From multi-instrumentalists Bria Salmena and Duncan Hay Jennings comes a wistfully nostalgic nugget of country blues in the form of their new single ‘Green Rocky Road’. Collectively known as Bria, Salmena and Jennings channel the sound of their previous musical exploits FRIGS and Orville Peck’s band, of which they are long-standing members, in their cover of Texan-born folk singer Karen Dalton’s country track of the same name. The result is a country cover that retains the roughness of traditional rural folk, but one imbued with enough nostalgia to send your memory down its own winding road.
The twang of Jennings’ guitar and the gentle plodding effect of the song’s instrumentals really help to set the scene, putting the listener in the well-worn shoes of a wanderer trapsing the ragged paths of America’s western states. Salmena’s rasping vocals tell of feelings of longing and loneliness, allowing the 3-minute tune to resonate among many who, as a result of the isolation that has accompanied the past couple of years, share the common desire to be let loose, to relive fond memories, to explore.
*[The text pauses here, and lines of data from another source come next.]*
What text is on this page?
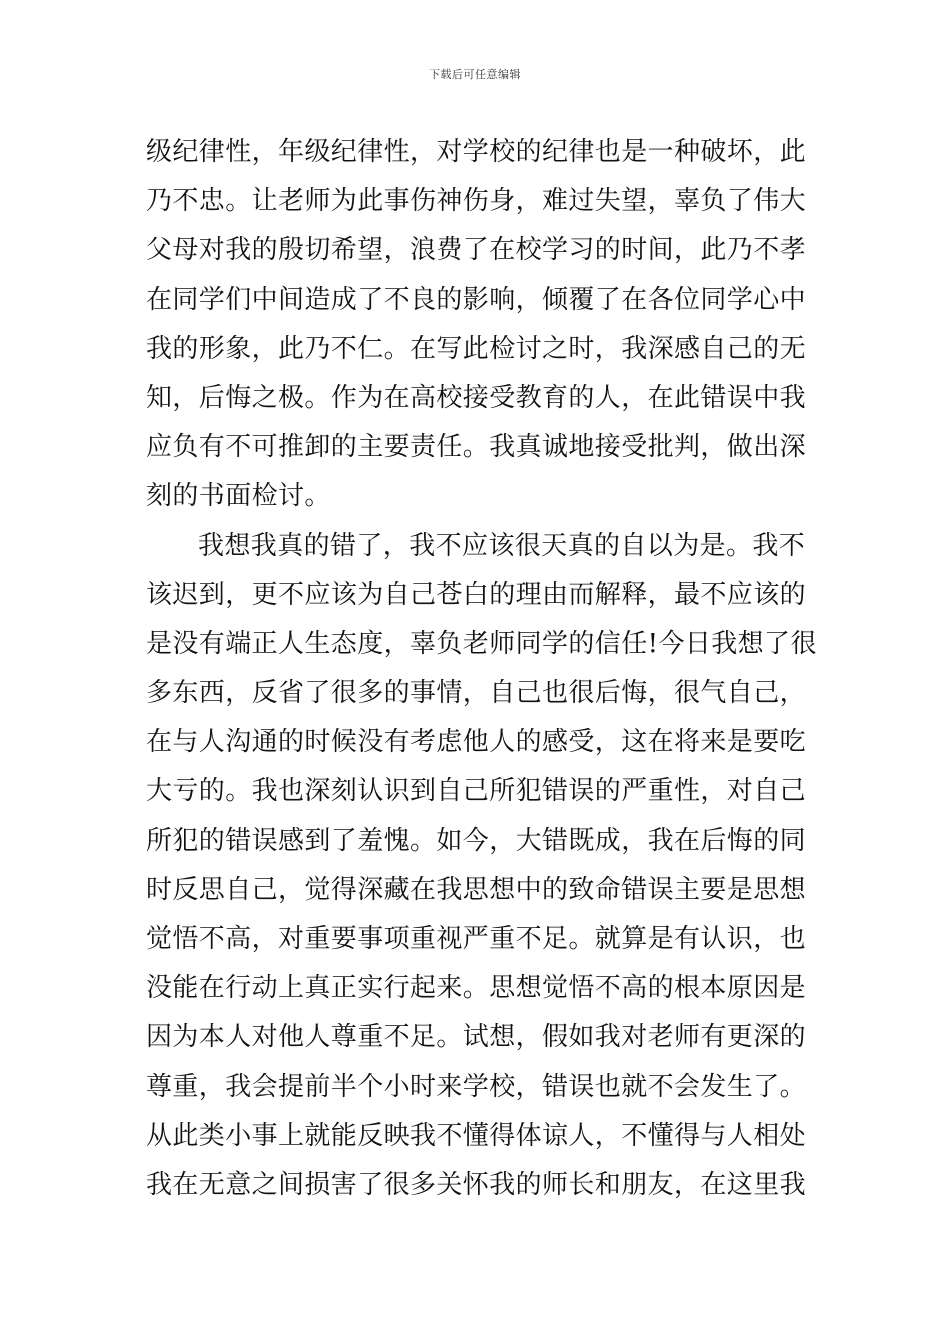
下载后可任意编辑
级纪律性，年级纪律性，对学校的纪律也是一种破坏，此
乃不忠。让老师为此事伤神伤身，难过失望，辜负了伟大
父母对我的殷切希望，浪费了在校学习的时间，此乃不孝
在同学们中间造成了不良的影响，倾覆了在各位同学心中
我的形象，此乃不仁。在写此检讨之时，我深感自己的无
知，后悔之极。作为在高校接受教育的人，在此错误中我
应负有不可推卸的主要责任。我真诚地接受批判，做出深
刻的书面检讨。
我想我真的错了，我不应该很天真的自以为是。我不
该迟到，更不应该为自己苍白的理由而解释，最不应该的
是没有端正人生态度，辜负老师同学的信任!今日我想了很
多东西，反省了很多的事情，自己也很后悔，很气自己，
在与人沟通的时候没有考虑他人的感受，这在将来是要吃
大亏的。我也深刻认识到自己所犯错误的严重性，对自己
所犯的错误感到了羞愧。如今，大错既成，我在后悔的同
时反思自己，觉得深藏在我思想中的致命错误主要是思想
觉悟不高，对重要事项重视严重不足。就算是有认识，也
没能在行动上真正实行起来。思想觉悟不高的根本原因是
因为本人对他人尊重不足。试想，假如我对老师有更深的
尊重，我会提前半个小时来学校，错误也就不会发生了。
从此类小事上就能反映我不懂得体谅人，不懂得与人相处
我在无意之间损害了很多关怀我的师长和朋友，在这里我
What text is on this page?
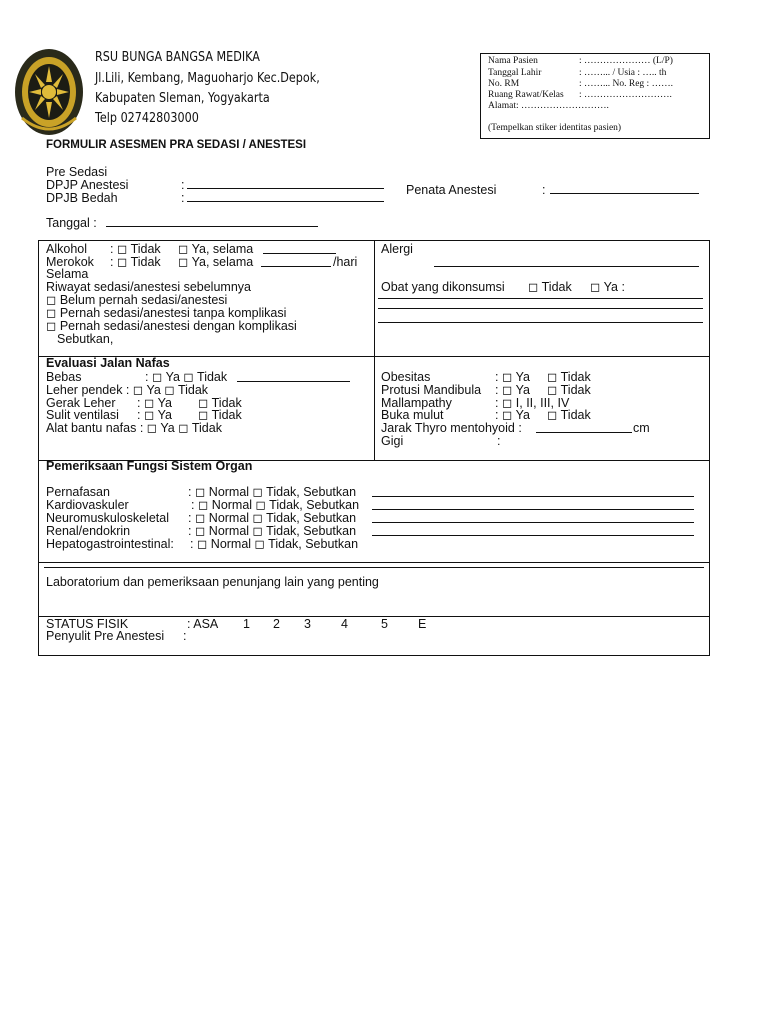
RSU BUNGA BANGSA MEDIKA
Jl.Lili, Kembang, Maguoharjo Kec.Depok,
Kabupaten Sleman, Yogyakarta
Telp 02742803000
Nama Pasien	: ………………… (L/P)
Tanggal Lahir	: ……... / Usia : ….. th
No. RM	: ……... No. Reg : …….
Ruang Rawat/Kelas : ……………………….
Alamat: ……………………….
(Tempelkan stiker identitas pasien)
FORMULIR ASESMEN PRA SEDASI / ANESTESI
Pre Sedasi
DPJP Anestesi	:
DPJB Bedah	:
Penata Anestesi	:
Tanggal :
Alkohol : ◻ Tidak ◻ Ya, selama
Merokok : ◻ Tidak ◻ Ya, selama	/hari
Selama
Riwayat sedasi/anestesi sebelumnya
◻ Belum pernah sedasi/anestesi
◻ Pernah sedasi/anestesi tanpa komplikasi
◻ Pernah sedasi/anestesi dengan komplikasi
Sebutkan,
Alergi
Obat yang dikonsumsi ◻ Tidak ◻ Ya :
Evaluasi Jalan Nafas
Bebas	: ◻ Ya ◻ Tidak
Leher pendek : ◻ Ya ◻ Tidak
Gerak Leher : ◻ Ya ◻ Tidak
Sulit ventilasi : ◻ Ya ◻ Tidak
Alat bantu nafas : ◻ Ya ◻ Tidak
Obesitas	: ◻ Ya ◻ Tidak
Protusi Mandibula : ◻ Ya ◻ Tidak
Mallampathy	: ◻ I, II, III, IV
Buka mulut	: ◻ Ya ◻ Tidak
Jarak Thyro mentohyoid :	cm
Gigi	:
Pemeriksaan Fungsi Sistem Organ
Pernafasan	: ◻ Normal ◻ Tidak, Sebutkan
Kardiovaskuler	: ◻ Normal ◻ Tidak, Sebutkan
Neuromuskuloskeletal : ◻ Normal ◻ Tidak, Sebutkan
Renal/endokrin	: ◻ Normal ◻ Tidak, Sebutkan
Hepatogastrointestinal: : ◻ Normal ◻ Tidak, Sebutkan
Laboratorium dan pemeriksaan penunjang lain yang penting
STATUS FISIK	: ASA 1 2 3 4	5 E
Penyulit Pre Anestesi :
What ultimately separates Bria’s ‘Green Rocky Road’ from its earlier, more minimalist counterpart is its richness. Its layers overlap without interfering with one another, resulting in a refreshingly yet deceptively simple melody. ‘Green Rocky Road’ achieves that same level of warming nostalgia as Vetiver’s 2008 cover album ‘Thing of the Past’, save for the male vocalist. Its rich instrumentals and gradual pace serve to both comfort us and vitalise us, as though we are slowly being guided toward a crescendo that never quite reaches its pinnacle but nonetheless leaves us quietly satisfied.